No person to delude himself, he knew that his chances of whipping that whole outfit or even staving them off were next to nothing. There were six or seven of them. They had guns, belt axes, knives; and likely they had brought dynamite cartridges to blow their way inside. They had the advantage of attacking when and how they wished. They had the crushing advantage of being able to maneuver around in the blackness outside while he was trapped and cornered in a little cabin. When the rush came, he and Leda might put out two or three of them, but the others would finish him off. And Leda was doomed along with him.
A thought flashed into his mind. “If I could make a break and get out of this cabin, I could fade into the storm. That’s my chance to get out of this alive.”
But he did not stop, just then, to think about his breakaway. Before those men sprang their attack, there was something to be done, and little time to do it in.
He hurried back to Leda.
“Lee,”—in spite of his feverish haste he spoke casually—“I’m beginning to believe, myself, that old Nat should have come back. Something may have happened to him.”
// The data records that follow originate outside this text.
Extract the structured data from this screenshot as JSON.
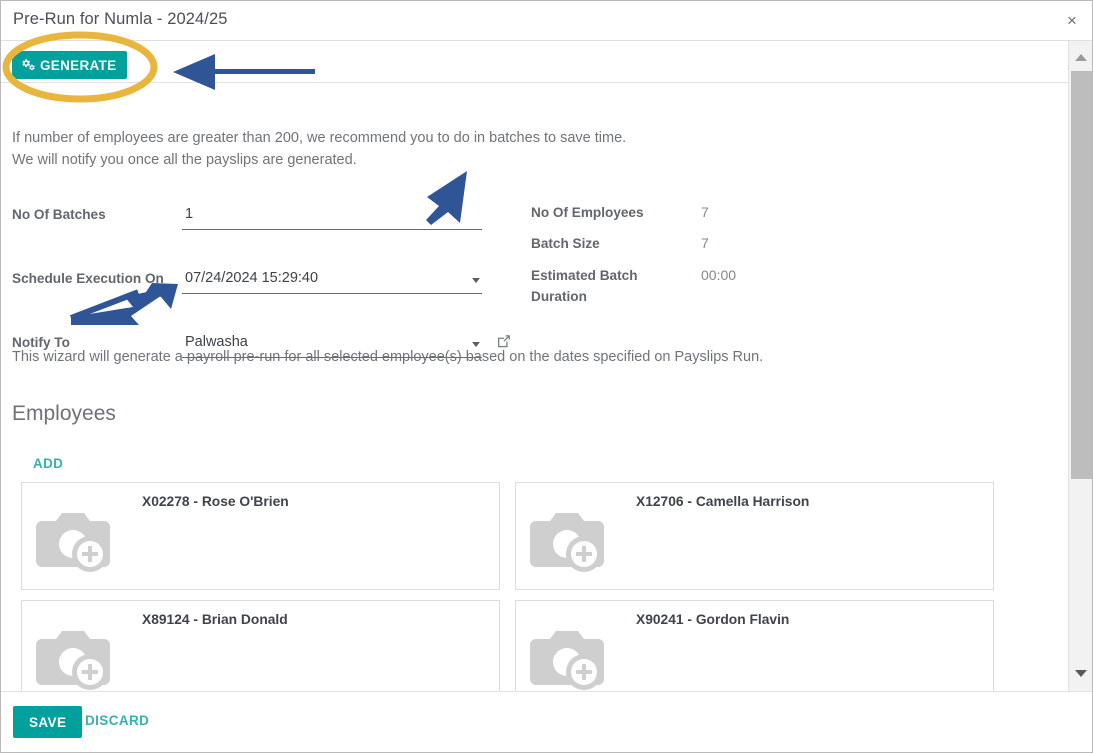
{
  "dialog": {
    "title": "Pre-Run for Numla - 2024/25",
    "close_label": "×"
  },
  "toolbar": {
    "generate_label": "GENERATE",
    "generate_icon": "cogs-icon"
  },
  "notes": {
    "line1": "If number of employees are greater than 200, we recommend you to do in batches to save time.",
    "line2": "We will notify you once all the payslips are generated.",
    "wizard": "This wizard will generate a payroll pre-run for all selected employee(s) based on the dates specified on Payslips Run."
  },
  "form": {
    "fields": [
      {
        "label": "No Of Batches",
        "value": "1",
        "type": "text",
        "has_caret": false
      },
      {
        "label": "Schedule Execution On",
        "value": "07/24/2024 15:29:40",
        "type": "datetime",
        "has_caret": true
      },
      {
        "label": "Notify To",
        "value": "Palwasha",
        "type": "select",
        "has_caret": true,
        "has_external_link": true
      }
    ]
  },
  "info": {
    "rows": [
      {
        "label": "No Of Employees",
        "value": "7"
      },
      {
        "label": "Batch Size",
        "value": "7"
      },
      {
        "label": "Estimated Batch Duration",
        "value": "00:00"
      }
    ]
  },
  "employees": {
    "section_title": "Employees",
    "add_label": "ADD",
    "cards": [
      {
        "name": "X02278 - Rose O'Brien",
        "avatar": "camera-placeholder-icon"
      },
      {
        "name": "X12706 - Camella Harrison",
        "avatar": "camera-placeholder-icon"
      },
      {
        "name": "X89124 - Brian Donald",
        "avatar": "camera-placeholder-icon"
      },
      {
        "name": "X90241 - Gordon Flavin",
        "avatar": "camera-placeholder-icon"
      }
    ]
  },
  "footer": {
    "save_label": "SAVE",
    "discard_label": "DISCARD"
  },
  "colors": {
    "accent_teal": "#00a09d",
    "link_teal": "#35b2ab",
    "label_gray": "#62666d",
    "annotation_blue": "#2f5597",
    "annotation_yellow": "#e8b63d"
  }
}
“That’s what I’ve been thinking for half an hour! One of us ought to go out there. He may have hurt himself.”
“Yes, one of us must go,” Gary agreed. He paused an instant, then forced himself to add, “Do you mind going, Lee?”
In the darkness he heard Leda catch her breath in sharp surprise. He could not see her face, but he knew his suggestion had astounded her, almost as though he had struck her a physical blow. Her silence made him wince. Plainer than words, it told him that she was wondering whether he had lost his courage. Wondering whether he was afraid to go himself and was sending her into danger in his stead.